A declaração ocorre após o Tribunal de Justiça de Minas Gerais (TJMG) restabelecer, na semana passada, a paralisação do programa prevista para 2026. A decisão do desembargador Pedro Carlos Bittencourt Marcondes acolheu recurso do Tribunal de Contas do Estado (TCE), que apontou possíveis irregularidades orçamentárias e legais na execução da política pública.
Questionado sobre o tema, Simões criticou o que classificou como interferência indevida do Judiciário e de órgãos de controle na política educacional.
“Elas serão abertas. Não compete a conselheiro do Tribunal de Contas nem a juiz decidir onde o filho de alguém vai estudar. Essa é uma decisão do pai”, declarou.
A Rede 98 procurou o Tribunal de Justiça de Minas Gerais e o Tribunal de Contas do Estado para obter um posicionamento sobre a fala do vice-governador e aguarda o retorno.
‘Ato de autoritarismo inadmissível’
O vice-governador afirmou que a suspensão de consultas públicas sobre a implantação das unidades representa, em sua avaliação, um “ato de autoritarismo inadmissível”. Segundo ele, o Executivo estadual irá recorrer das decisões.
“Vou fazer tudo o que estiver ao meu alcance para que os pais possam escolher.
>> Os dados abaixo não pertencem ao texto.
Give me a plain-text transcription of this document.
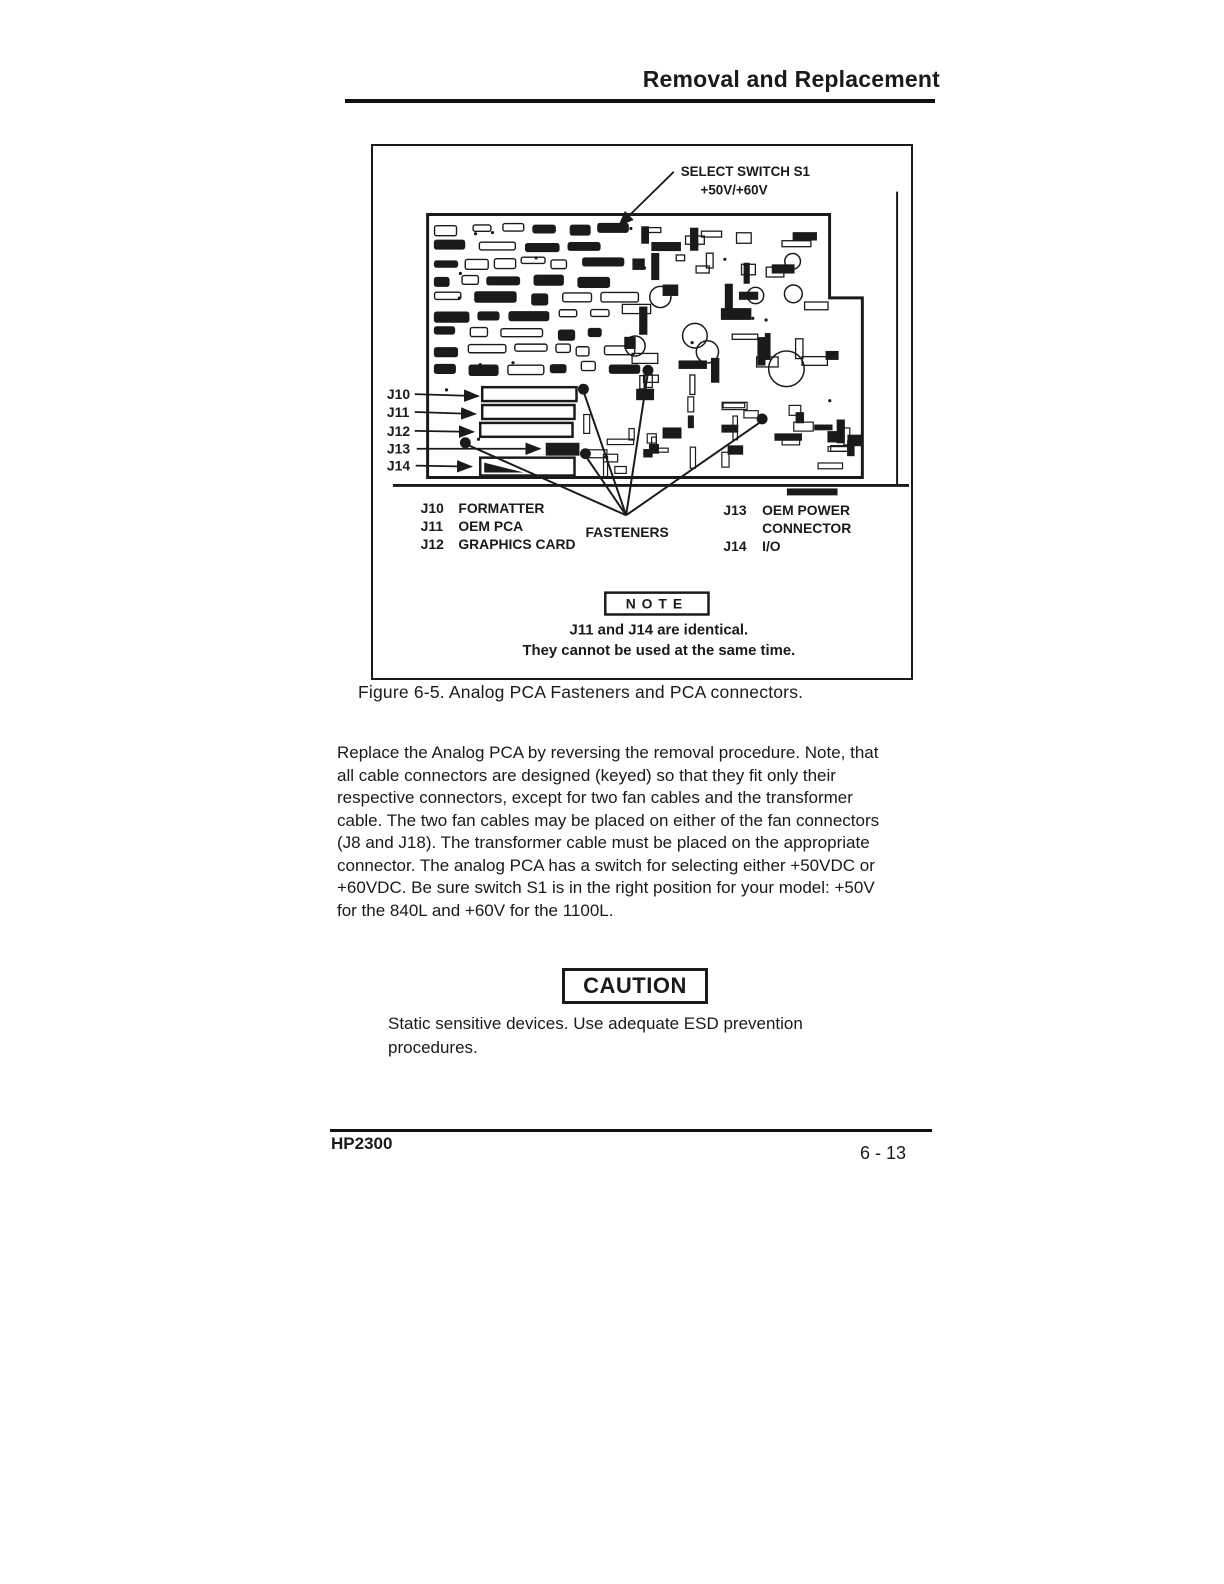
Removal and Replacement
SELECT SWITCH S1
+50V/+60V
J10
J11
J12
J13
J14
J10 FORMATTER
J11 OEM PCA
J12 GRAPHICS CARD
FASTENERS
J13 OEM POWER
CONNECTOR
J14 I/O
NOTE
J11 and J14 are identical.
They cannot be used at the same time.
Figure 6-5. Analog PCA Fasteners and PCA connectors.
Replace the Analog PCA by reversing the removal procedure. Note, that
all cable connectors are designed (keyed) so that they fit only their
respective connectors, except for two fan cables and the transformer
cable. The two fan cables may be placed on either of the fan connectors
(J8 and J18). The transformer cable must be placed on the appropriate
connector. The analog PCA has a switch for selecting either +50VDC or
+60VDC. Be sure switch S1 is in the right position for your model: +50V
for the 840L and +60V for the 1100L.
CAUTION
Static sensitive devices. Use adequate ESD prevention
procedures.
HP2300	6 - 13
Nenhum conselheiro, juiz ou desembargador vai me convencer de que um pai não tem direito de escolher o regime em que o filho estuda”, disse.
Simões argumentou que o modelo cívico-militar não será imposto às famílias, mas oferecido como alternativa na rede pública de ensino. “Não estamos impondo educação com cultura militar a ninguém. Estamos dando oportunidade para quem quer esse modelo”, afirmou.
O vice-governador também associou a proposta a valores como hierarquia, respeito e disciplina, e reiterou que continuará defendendo a implantação das escolas no estado.